Lesson Plan
Flex Grouping with Novels

Sarah, Plain and Tall
by Patricia MacLachlan

Topic:

    Reading

Grade Level:

    Fourth

Instructional Objectives:

Concepts Addressed: Materials Required: Engagement:

    Students should be seated in a circle with the teacher in the back of the room.  (They should bring a completed anticipation guide, pre-reading activity, and a copy of the novel.)  Ask the students if it is okay to marry someone you have never met before.  Play the role of an advocate of arranged marrages and have them defend the other side.  (The majority of the students will say that you should not marry someone you have never met before.)  Repeat using the remaining questions on the anticipation guide, taking the less agreed side each time.  Explain to the students that after reading the novel, they will go back and analyze their responses to these questions.  Does anyone think their responses will change?

Procedure:

    Students in the Sarah, Plain and Tall reading group will complete the anticipation guide and pre-reading activity while the Addie Across the Prairie reading group participates in a literature circle with the teacher.
    Facilitate the engagement activity above.
    Discuss the kinds of words we use to describe people and then go around the circle and have each student give two describing words from his/her list.  Have willing students share their book covers with the class with an explanation as to why he/she chose those adjectives.  Explain that there are many words that we could use to mean the same thing, but some create a more vivid picture in our minds.  Explain that students can use a thesauraus to find more vivid words with the same meaning.  Have the students look up the words that they used to describe themself and find another word with the same meaning.

Key Discussion Questions:

What kinds of words do we use to describe people?
What words create a visual picture in our heads?

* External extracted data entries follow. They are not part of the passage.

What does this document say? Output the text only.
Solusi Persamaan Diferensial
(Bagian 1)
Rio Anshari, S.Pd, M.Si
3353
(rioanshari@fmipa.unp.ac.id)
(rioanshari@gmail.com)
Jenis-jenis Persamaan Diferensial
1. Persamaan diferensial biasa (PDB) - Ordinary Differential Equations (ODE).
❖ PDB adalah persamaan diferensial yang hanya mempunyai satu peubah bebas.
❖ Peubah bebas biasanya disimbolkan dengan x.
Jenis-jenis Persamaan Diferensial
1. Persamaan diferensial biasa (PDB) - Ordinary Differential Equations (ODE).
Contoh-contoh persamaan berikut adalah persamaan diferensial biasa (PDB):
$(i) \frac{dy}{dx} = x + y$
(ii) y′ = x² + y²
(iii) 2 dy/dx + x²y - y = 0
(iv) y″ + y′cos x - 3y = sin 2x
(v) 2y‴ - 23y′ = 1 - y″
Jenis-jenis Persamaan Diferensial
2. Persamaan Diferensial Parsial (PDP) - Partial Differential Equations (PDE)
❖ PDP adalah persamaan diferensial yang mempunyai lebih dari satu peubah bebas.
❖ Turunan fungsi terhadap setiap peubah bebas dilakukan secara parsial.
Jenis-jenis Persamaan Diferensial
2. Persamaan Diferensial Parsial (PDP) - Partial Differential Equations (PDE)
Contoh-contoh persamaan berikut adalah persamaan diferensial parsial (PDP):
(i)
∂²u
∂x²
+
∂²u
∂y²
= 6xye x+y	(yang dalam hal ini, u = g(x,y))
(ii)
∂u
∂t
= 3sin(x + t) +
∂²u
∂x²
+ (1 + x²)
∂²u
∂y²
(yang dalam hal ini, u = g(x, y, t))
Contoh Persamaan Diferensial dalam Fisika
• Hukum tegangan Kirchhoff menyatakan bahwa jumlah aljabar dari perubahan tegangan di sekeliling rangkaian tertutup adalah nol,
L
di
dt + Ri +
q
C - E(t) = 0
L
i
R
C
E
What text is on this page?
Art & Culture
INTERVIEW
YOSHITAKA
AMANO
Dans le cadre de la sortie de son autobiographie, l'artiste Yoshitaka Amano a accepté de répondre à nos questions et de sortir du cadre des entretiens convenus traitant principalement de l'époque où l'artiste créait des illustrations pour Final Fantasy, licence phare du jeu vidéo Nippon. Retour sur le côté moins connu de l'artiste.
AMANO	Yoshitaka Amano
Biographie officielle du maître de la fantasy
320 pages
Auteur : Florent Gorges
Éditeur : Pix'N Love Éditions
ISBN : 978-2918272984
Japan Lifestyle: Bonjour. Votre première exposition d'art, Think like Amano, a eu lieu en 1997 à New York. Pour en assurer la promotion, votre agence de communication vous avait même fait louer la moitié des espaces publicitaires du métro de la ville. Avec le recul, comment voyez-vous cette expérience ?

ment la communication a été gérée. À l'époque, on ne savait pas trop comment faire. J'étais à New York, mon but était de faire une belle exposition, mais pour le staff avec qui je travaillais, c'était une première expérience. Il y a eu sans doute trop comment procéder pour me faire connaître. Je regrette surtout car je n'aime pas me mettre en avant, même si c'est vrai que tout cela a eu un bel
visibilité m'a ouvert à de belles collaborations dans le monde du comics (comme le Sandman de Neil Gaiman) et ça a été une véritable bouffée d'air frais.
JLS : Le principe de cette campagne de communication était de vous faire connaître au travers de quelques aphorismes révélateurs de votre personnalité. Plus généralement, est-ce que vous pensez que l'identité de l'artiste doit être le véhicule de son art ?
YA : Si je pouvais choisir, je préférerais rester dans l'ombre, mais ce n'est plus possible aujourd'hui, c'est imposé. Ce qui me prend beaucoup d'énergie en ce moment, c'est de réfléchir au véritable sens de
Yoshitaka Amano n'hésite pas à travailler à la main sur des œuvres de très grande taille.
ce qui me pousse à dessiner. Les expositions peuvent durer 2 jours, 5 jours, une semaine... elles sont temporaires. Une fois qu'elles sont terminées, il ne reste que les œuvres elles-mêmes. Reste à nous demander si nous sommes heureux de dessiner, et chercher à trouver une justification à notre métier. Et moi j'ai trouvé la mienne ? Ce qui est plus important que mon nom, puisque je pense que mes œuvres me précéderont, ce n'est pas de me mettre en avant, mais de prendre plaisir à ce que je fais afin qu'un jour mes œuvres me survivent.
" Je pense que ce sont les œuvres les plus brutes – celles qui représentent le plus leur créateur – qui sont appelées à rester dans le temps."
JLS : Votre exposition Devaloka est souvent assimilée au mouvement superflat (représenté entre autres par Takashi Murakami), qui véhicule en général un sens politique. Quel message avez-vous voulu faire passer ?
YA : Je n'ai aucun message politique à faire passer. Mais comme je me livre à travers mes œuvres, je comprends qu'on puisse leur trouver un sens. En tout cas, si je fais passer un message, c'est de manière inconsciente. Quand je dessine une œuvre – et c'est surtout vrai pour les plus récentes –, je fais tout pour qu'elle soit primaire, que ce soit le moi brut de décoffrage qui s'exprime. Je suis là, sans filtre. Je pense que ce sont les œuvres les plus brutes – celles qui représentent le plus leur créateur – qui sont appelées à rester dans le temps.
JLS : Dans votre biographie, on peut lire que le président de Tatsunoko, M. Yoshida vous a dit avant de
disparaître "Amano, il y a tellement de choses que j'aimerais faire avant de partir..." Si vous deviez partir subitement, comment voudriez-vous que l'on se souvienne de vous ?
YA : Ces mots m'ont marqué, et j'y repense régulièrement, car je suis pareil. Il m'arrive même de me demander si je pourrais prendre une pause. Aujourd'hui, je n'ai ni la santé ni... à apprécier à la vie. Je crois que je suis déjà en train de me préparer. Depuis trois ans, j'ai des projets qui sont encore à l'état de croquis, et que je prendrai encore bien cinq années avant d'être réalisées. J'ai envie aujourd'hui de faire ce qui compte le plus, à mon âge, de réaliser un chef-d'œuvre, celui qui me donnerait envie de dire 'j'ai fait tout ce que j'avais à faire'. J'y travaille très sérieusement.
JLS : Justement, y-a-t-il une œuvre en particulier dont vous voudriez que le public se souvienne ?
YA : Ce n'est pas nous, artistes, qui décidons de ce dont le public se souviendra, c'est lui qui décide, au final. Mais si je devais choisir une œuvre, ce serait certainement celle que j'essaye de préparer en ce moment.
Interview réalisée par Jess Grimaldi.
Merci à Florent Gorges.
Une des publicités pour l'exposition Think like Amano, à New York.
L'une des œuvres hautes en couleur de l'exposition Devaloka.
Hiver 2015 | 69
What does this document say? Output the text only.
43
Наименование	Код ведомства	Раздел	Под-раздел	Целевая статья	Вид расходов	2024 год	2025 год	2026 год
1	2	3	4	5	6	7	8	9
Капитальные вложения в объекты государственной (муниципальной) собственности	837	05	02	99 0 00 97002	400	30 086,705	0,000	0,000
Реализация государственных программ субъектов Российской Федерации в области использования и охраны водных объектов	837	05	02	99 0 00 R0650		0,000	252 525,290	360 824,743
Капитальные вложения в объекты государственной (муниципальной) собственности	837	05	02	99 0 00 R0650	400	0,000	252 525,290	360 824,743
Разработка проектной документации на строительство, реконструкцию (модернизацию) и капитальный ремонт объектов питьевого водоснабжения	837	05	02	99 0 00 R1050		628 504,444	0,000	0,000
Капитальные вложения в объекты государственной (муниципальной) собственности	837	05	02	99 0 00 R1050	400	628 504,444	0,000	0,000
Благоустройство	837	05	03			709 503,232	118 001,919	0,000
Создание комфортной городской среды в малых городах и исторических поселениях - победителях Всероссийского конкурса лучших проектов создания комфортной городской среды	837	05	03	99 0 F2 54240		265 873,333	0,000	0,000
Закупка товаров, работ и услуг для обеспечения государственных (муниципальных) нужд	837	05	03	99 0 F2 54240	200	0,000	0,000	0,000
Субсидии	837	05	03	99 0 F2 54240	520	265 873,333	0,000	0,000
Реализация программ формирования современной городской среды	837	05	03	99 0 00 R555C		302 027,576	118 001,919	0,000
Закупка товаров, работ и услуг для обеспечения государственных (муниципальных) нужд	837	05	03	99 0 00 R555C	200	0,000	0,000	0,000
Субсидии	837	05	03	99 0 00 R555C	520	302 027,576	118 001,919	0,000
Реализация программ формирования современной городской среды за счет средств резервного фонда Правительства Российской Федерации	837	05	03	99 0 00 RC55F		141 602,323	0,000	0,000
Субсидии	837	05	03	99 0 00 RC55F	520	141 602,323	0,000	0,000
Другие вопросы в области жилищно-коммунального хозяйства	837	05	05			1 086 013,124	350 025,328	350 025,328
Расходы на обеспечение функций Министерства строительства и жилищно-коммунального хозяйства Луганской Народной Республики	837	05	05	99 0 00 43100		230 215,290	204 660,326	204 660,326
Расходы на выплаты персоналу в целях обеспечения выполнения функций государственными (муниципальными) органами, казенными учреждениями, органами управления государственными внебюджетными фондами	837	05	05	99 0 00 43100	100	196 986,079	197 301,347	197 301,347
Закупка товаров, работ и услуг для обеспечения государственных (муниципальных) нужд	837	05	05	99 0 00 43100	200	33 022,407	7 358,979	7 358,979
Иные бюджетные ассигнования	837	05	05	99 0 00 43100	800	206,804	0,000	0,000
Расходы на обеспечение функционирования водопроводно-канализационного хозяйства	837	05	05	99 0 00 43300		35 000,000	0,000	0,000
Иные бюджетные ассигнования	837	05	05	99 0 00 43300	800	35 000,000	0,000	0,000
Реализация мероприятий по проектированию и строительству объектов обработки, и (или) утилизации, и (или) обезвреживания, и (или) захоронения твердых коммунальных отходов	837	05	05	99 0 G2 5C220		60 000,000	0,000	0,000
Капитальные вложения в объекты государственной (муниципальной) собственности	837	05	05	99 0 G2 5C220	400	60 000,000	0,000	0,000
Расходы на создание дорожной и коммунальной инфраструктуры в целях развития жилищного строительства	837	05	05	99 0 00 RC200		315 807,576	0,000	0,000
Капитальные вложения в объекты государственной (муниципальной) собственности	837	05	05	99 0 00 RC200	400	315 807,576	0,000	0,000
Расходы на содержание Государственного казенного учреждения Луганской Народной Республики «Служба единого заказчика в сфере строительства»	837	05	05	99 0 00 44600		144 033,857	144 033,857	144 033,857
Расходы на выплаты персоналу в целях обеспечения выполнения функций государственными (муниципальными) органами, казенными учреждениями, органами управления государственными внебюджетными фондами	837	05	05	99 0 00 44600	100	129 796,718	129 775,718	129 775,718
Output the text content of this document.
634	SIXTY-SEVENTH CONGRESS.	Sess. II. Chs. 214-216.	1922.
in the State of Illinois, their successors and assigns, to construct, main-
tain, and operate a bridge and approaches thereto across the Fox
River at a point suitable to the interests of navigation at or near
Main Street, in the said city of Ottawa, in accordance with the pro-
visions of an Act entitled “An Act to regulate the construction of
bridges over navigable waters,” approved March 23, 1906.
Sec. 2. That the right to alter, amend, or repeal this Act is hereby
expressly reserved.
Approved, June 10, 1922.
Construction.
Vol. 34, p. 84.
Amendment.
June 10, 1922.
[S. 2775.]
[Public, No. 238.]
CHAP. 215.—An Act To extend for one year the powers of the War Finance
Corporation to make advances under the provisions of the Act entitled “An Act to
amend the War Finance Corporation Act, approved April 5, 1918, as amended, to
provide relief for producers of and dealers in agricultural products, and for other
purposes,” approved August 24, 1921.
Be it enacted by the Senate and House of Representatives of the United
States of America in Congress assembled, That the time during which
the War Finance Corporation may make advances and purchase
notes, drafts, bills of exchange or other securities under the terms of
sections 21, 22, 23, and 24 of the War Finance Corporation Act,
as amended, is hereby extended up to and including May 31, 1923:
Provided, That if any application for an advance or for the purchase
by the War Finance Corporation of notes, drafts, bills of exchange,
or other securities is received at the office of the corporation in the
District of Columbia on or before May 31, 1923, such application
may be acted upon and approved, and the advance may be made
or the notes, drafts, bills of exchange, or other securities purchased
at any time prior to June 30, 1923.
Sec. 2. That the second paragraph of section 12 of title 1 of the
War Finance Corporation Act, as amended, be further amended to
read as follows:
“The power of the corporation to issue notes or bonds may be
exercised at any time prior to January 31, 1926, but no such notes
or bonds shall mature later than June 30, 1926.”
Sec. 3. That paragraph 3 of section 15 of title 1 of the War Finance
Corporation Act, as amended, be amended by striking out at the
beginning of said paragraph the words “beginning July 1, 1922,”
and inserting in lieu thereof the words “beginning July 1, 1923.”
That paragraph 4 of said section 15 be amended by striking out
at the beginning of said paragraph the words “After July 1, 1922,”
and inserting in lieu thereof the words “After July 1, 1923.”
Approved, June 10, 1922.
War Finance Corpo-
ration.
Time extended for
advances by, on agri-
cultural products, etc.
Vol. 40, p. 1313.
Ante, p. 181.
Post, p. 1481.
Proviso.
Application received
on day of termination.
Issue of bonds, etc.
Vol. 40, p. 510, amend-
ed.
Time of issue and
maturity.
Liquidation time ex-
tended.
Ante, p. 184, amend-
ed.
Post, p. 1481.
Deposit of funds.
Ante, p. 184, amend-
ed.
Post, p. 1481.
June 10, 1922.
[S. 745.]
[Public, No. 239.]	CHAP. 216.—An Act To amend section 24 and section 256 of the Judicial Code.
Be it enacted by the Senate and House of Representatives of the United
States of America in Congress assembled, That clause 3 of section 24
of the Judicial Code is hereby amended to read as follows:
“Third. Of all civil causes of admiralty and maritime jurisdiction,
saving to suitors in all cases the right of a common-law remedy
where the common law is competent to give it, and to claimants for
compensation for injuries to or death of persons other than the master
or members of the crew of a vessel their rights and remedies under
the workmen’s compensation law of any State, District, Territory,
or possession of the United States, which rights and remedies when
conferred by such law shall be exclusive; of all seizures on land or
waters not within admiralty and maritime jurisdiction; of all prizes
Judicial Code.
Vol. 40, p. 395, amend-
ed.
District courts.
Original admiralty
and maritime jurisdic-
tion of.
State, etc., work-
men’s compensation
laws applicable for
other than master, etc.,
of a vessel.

Anticipation Guide Questions (agree or disagree)
1. A stepmother can take the place of a real mother.
2. Women should depend on their husbands.
3. The man of the family should be the bread winner.
4. It's okay to marry someone you've never met before.
5. If one parent dies, it's a good idea fo the oldest child to assume that parent's role.
6. If you had to move to a new place, you would miss where you now live.
7. It's okay for a father to advertise for a wife and mother for his children.

Closure:

    By looking at the cover of the novel, have the students describe Sarah.  What other words could mean the same thing as plain and tall?  What does plain mean?  Students should make predictions as to what the novel is going to be about by looking at the cover.  Who do you think the people are in the story?  Where are they?  Are they family?  Then allow students to read the description on the back of the book and modify their predictions according to what they read.  Have one student record the group's predictions so that they may be referred to while reading.

Assessment:

Extension Activities:

    Write a personal narrative using the book cover you designed for this lesson.  You will be expected to incorportate the two descriptive words used on the cover within your writing, and to support the words with examples.

    Make a poster of the book cover you designed to hang around the room.